A while ago, there was much stir among eminent domain bloggers about the Minnesota case in which that state’s intermediate appellate court overturned the City of Eagan attempt to condemn private property for redevelopment (765 N.W.2d 403). Being a congenital pessimist, we never carried on about it, and predictably it turned out to be a short-lived victory for the good guys — the Minnesota Supreme Court reversed and held that when the redevelopment plan required that it could not proceed without an enforceable contract with a redeveloper, that did not mean that the redevelopment authority actually had to have such a contract.
To learn how the court reached that conclusion, see the Minnesota Supreme Court decision Eagan Economic Development Authority v. U-Haul Company of Minnesota, 787 N.W.2d 523 (2010). We suggest a stiff drink beforehand because this opinion is a masterpiece of length, complexity and obfuscation. Don’t take our word for it. Read it yourself.

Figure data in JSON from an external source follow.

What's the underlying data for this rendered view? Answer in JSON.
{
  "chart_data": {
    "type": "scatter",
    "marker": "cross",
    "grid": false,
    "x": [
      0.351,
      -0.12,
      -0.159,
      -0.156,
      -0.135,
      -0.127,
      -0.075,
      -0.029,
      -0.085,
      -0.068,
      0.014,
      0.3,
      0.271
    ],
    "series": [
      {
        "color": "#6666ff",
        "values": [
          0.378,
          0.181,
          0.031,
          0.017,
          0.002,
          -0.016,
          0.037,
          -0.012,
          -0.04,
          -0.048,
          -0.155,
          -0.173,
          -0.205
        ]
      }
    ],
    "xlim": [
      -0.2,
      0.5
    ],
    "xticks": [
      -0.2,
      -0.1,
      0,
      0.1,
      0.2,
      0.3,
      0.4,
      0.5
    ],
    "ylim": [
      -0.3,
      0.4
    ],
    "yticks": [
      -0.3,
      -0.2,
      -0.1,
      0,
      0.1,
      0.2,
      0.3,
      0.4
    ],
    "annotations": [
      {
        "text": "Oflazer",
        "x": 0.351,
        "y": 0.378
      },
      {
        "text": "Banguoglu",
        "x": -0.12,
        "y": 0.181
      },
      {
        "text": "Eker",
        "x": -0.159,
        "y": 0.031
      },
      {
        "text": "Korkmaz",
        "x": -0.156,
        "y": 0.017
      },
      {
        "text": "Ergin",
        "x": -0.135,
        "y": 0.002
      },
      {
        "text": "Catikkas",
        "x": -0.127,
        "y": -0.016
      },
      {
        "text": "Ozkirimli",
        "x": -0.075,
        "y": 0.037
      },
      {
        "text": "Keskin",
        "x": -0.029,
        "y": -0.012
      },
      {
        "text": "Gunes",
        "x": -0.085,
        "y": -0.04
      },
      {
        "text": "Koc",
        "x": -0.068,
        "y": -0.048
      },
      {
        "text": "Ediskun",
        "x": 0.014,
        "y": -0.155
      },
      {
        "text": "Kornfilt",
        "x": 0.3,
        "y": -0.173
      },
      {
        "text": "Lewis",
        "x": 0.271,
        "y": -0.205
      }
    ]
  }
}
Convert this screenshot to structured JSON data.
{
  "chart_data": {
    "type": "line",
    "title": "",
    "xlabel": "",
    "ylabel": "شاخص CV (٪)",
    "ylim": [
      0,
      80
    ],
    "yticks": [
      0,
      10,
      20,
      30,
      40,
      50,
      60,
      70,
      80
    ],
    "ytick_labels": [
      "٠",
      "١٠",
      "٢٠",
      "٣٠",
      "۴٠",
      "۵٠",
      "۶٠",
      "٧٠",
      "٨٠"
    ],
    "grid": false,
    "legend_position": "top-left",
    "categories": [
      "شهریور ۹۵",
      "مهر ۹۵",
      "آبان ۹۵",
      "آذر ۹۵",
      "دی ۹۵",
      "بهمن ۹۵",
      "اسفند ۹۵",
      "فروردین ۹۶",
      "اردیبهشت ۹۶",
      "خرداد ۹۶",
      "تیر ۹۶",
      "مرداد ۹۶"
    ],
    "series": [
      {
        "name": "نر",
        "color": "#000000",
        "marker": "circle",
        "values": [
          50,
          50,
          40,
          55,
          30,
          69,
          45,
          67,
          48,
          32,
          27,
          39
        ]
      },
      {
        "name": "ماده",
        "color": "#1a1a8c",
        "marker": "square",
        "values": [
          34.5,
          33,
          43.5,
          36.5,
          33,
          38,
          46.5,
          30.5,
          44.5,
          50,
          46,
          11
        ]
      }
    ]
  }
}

But we wish to leave you with the following piece de resistance buried in the opinion:
“. . . much of the planned redevelopment never occurred. Several different developers submitted development proposals and the [Eagan Development Authority] pursued those proposals, but the projects did not materialize because the developers withdrew their proposals.”
Of course, that did not keep the court from letting the condemnation proceed.
So as we never tire of noting: Your tax money at work.”